SEATTLE — For years, the identity of the Seattle Mariners has been carved into the mound. Power arms. Precision command. Relentless durability. In 2026, that identity may not just carry them back to October — it could carry them all the way to the top.
And if you ask MLB Network insider Jon Morosi, the pitcher who holds the ultimate key isn’t necessarily the one who dominated last year. It isn’t the innings-eating workhorse. It isn’t even the breakout sensation. It’s the one with the highest ceiling still untapped: George Kirby.
“When he’s really going, when he’s really at his peak … I still think Kirby has the biggest upside,” Morosi said in a recent radio appearance. And in a rotation loaded with All-Stars, that statement lands like a thunderclap.
Consider the embarrassment of riches Seattle boasts. In 2023, Kirby looked every bit the ace, posting a career-best 3.35 ERA while leading Major League Baseball in the fewest walks per nine innings (0.9) and the best strikeout-to-walk ratio (9.05-to-1). His command was surgical. His tempo relentless. Hitters often looked defeated before the at-bat even ended.
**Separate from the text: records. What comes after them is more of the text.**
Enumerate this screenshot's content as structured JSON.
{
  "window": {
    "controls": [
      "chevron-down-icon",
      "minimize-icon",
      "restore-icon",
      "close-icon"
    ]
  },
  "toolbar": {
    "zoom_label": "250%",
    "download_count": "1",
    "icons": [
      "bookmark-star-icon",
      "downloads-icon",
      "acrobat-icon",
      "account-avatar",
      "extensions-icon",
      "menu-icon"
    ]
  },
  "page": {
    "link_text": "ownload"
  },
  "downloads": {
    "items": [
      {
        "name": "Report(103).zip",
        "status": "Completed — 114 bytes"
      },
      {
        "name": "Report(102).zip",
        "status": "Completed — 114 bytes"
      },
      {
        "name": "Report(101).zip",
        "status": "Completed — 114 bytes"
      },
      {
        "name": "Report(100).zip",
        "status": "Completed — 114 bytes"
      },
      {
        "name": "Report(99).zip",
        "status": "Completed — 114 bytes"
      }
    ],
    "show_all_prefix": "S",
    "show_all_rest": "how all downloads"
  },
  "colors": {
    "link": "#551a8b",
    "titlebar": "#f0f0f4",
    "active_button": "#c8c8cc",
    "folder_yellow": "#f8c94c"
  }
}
Then came 2024, when Logan Gilbert made his own emphatic claim to the throne. A 3.23 ERA. A league-best 0.89 WHIP. A staggering 208 2/3 innings pitched. Two hundred twenty strikeouts. Gilbert didn’t just dominate — he devoured innings, stabilizing the rotation like a metronome.
And in 2025, it was Bryan Woo who ignited the fan base with a historic run of 25 consecutive starts of at least six innings pitched. Fifteen wins. A 2.94 ERA. One hundred ninety-eight strikeouts. For long stretches, Woo was untouchable, the engine behind a Mariners club that fell just one win shy of the World Series.
So who is the ace?
That question has become almost philosophical in Seattle. With four All-Star-level arms, each finishing in the top 10 of Cy Young voting in recent seasons, the title rotates year to year. But Morosi’s argument cuts deeper than last season’s stat line.
“I just think that Kirby, the way that he goes about his craft and the demeanor, the stuff,” Morosi said. “When I look at the body and the delivery, there’s projection and ability to say he’s going to stay healthy and be a durable ace for a long time.”
Projection. Durability. Peak.

Because if there’s one reason Kirby’s 2025 felt unfinished, it was timing.
For the first time in his big-league career, Kirby hit the injured list. Right shoulder inflammation shut him down after just one inning in spring training. He didn’t debut until May 22, nearly two months into the season. The ramp-up was rushed. The rhythm disrupted.
His first two starts were rocky — 11 runs allowed. Doubt crept in. But then, on June 8 against the Angels, Kirby unleashed a reminder. Fourteen strikeouts over seven innings of two-run ball. Dominant. Electric. Vintage.
It looked like a turning point.
Instead, the season became a puzzle. He allowed two or fewer runs in 18 of his 27 starts, including the postseason — a mark of consistency many would envy. Yet he also surrendered four or more runs eight times and six or more runs four times. The volatility was uncharacteristic. His 4.21 ERA and 29 walks were career highs.
Was it rust? Fatigue? Lingering discomfort? The Mariners have publicly framed it as a learning year, a recalibration rather than regression.
And that’s precisely why Morosi believes 2026 could explode.
“If Gilbert and Woo maintain ’25 and then we get the best of Kirby,” Morosi said, “there is not a team in the American League that is better than the Seattle Mariners.”

That’s not hyperbole. It’s a warning.
Because the version of Kirby that posted elite command numbers in 2023 — the one who barely walked hitters and attacked the zone without fear — hasn’t disappeared. He’s 28 years old. He’s entering his prime. His mechanics remain clean. His velocity stable. His arsenal deep enough to neutralize both lefties and righties.
Seattle doesn’t need him to reinvent himself. They need him to reclaim himself.
If he does, the math becomes terrifying for the rest of the league. Gilbert providing length. Woo delivering dominance. Kirby blending precision with power. Add a bullpen that has quietly matured and an offense that gained postseason scars last year, and suddenly the Mariners aren’t just contenders — they’re constructed to outlast.
The American League landscape remains competitive, but rotations win championships. And the Mariners’ rotation, if fully synchronized, could overwhelm any postseason bracket.
The story of 2026 may ultimately hinge on whether George Kirby’s bounce-back is incremental — or transformational.
Morosi is betting on transformational.
And if he’s right, Seattle won’t just be chasing October. They’ll be dictating it.